WASHINGTON — Free medical clinics and legal aid clinics, where college students and their instructors help their communities while also learning more about their professions, are now commonplace. Google hopes to add cybersecurity clinics to that list.
Google CEO Sundar Pichai pledged $20 million in donations on Thursday to support and expand the Consortium of Cybersecurity Clinics to introduce thousands of students to potential careers in cybersecurity, while also helping defend small government offices, rural hospitals and nonprofits from hacking.
Pichai said the new initiative addresses both the rising number of cyberattacks — up 38% globally in 2022 – and the lack of candidates trained to stop them.
“Just as technology can create new threats, it can also help us fight them,” Pichai said, announcing the commitment at Google's Washington offices. “Security was critical to the work I did early in my Google career, including when we built our Chrome browser. Today, it’s core to everything we do, and the current inflection point in AI is helping take our efforts to the next level.”
The tech giant launched the Google Cybersecurity Certificate program last month to help prepare people for entry-level cybersecurity jobs. It also partnered with universities in New York on a research program to create learning and career opportunities across the cybersecurity sector.
“Making sure we protect and safeguard both the consumer services and the enterprises services we provide is foundational to the company, which is why we treat it treated as such,” Pichai told The Associated Press in an interview after the announcement. “We’ve been building security from the ground up for a long time and training to innovate and stay ahead.”

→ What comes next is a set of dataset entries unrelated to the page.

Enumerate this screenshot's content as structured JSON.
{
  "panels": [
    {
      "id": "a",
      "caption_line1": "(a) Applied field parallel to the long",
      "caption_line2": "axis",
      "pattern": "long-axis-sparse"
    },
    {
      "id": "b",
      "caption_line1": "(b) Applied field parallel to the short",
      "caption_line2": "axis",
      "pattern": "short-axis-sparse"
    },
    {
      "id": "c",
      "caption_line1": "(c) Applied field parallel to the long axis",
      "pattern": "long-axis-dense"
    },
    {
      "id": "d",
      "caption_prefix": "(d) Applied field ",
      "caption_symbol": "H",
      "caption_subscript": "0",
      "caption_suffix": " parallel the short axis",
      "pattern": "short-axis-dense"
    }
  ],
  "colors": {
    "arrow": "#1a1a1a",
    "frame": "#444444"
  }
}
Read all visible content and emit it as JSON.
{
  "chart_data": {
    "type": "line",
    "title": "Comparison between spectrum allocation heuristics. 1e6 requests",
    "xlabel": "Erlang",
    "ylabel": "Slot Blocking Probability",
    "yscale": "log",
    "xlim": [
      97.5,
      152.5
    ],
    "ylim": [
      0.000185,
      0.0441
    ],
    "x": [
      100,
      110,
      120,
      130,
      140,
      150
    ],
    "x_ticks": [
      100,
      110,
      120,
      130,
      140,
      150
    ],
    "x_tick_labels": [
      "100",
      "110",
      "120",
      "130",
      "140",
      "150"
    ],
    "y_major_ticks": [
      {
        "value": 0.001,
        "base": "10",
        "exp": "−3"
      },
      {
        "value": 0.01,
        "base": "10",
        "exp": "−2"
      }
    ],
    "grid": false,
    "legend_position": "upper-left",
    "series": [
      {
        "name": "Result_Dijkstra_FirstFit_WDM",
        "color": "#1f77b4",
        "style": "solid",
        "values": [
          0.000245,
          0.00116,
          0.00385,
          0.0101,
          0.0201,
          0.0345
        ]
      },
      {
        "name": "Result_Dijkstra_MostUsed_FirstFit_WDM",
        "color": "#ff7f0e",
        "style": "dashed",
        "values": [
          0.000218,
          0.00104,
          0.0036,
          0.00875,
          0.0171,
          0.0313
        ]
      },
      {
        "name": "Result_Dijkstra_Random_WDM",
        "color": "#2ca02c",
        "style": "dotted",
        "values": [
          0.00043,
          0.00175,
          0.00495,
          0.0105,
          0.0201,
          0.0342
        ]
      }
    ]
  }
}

Google's announcement had support from Congressional members on both sides of the aisle. Republican Rep. Jay Obernolte of California said addressing cyber threats is essential to the country's economic competitiveness as well as national security. He added that China will likely produce twice as many computer science students with doctoral degrees this year than the United States.
“We need to incentivize students to pursue careers in fields like cybersecurity to reverse that trend,” he said. “We must all embrace the idea of becoming lifelong learners."
Rep. Joaquin Castro of Texas said Google's initiative helps democratize cybersecurity, providing more employment opportunities and more protection to those not located in Silicon Valley.
“Small businesses literally can lose hundreds of thousands of dollars every year,” Castro said. "I’m grateful to Google for building on their commitment to support the growth of a workforce necessary to do everything from securing critical infrastructure in local communities to bolstering our national security.”
Pichai said there are currently more than 650,000 open cybersecurity jobs and there is a need for a diverse workforce to address the issue. “We have seen this in the past when we’ve gone to communities and open data centers in rural communities,” he said. “It creates a spark. It inspires more people… These are catalyzing moments.”
Justin Steele, director of Google.org, the company’s philanthropic arm, said the initiative appealed to his team because it seeks projects where the funding can spawn change on multiple levels.
“It's a challenge,” Steele said. “But there’s a huge opportunity here.”
Steele anticipates the cybersecurity clinics will have students help small organizations that lack their own technology departments with threat assessments and installing defenses.
“Those students get hands-on experience and they get to increase their marketability for all of these open jobs in cybersecurity,” Steele said. “We get to diversify the field of cybersecurity by training these students and we get to protect critical U.S. infrastructure.”
Ann Cleaveland, executive director of the Center for Long-Term Cybersecurity at the University of California, Berkeley, said the clinics can help organizations “get over a sense of nihilism” about dealing with hackers. While many groups think there is nothing they can do against a state-supported hacker or ransomware attacks, the clinics can offer low-level solutions that can combat a large number of threats.
“Students can really help organizations overcome 80 to 90% of the problems and give them a much more resilient stance,” said Cleaveland, adding that the Consortium of Cybersecurity Clinics hopes to establish clinics in every state by 2030.
Mark Lupo, coordinator of the University of Georgia’s clinic, known as CyberArch, said demand continues to increase for the clinic’s services because more and more data is at risk. “We have continued as a society to bring more of our sensitive information online, so that vulnerability has only increased,” he said. “The malicious actors understand that sensitive data can be monetized, which, at some point in the past, was not even a thought. Now that there’s money there, they’re going to gravitate toward that.”
That makes cybersecurity and “all hands on deck” issue, said Cleaveland, who is co-chair of the consortium’s executive committee. She said Google.org’s donation will help the consortium establish new clinics, as well as provide mentors to the students staffing them.
“The funding is critical, especially for the smaller universities and colleges and for some of the minority-serving institutions,” she said. “And I think it will be transformative just in terms of making other institutions of higher education aware of the opportunity to have a cybersecurity clinic.”
Kevin Harris, program chair of the Department of Computational and Information Sciences at Stillman College, said he is ready to apply for a grant from Google.org to expand the cybersecurity clinic at his school, the first member of the consortium at a historically Black college or university.
“We’re still pushing to make the field more inclusive,” Harris said. “When you look at an unfilled demand of 700,000+ jobs, why shouldn’t everyone be able to take advantage of those opportunities no matter where you’re located?”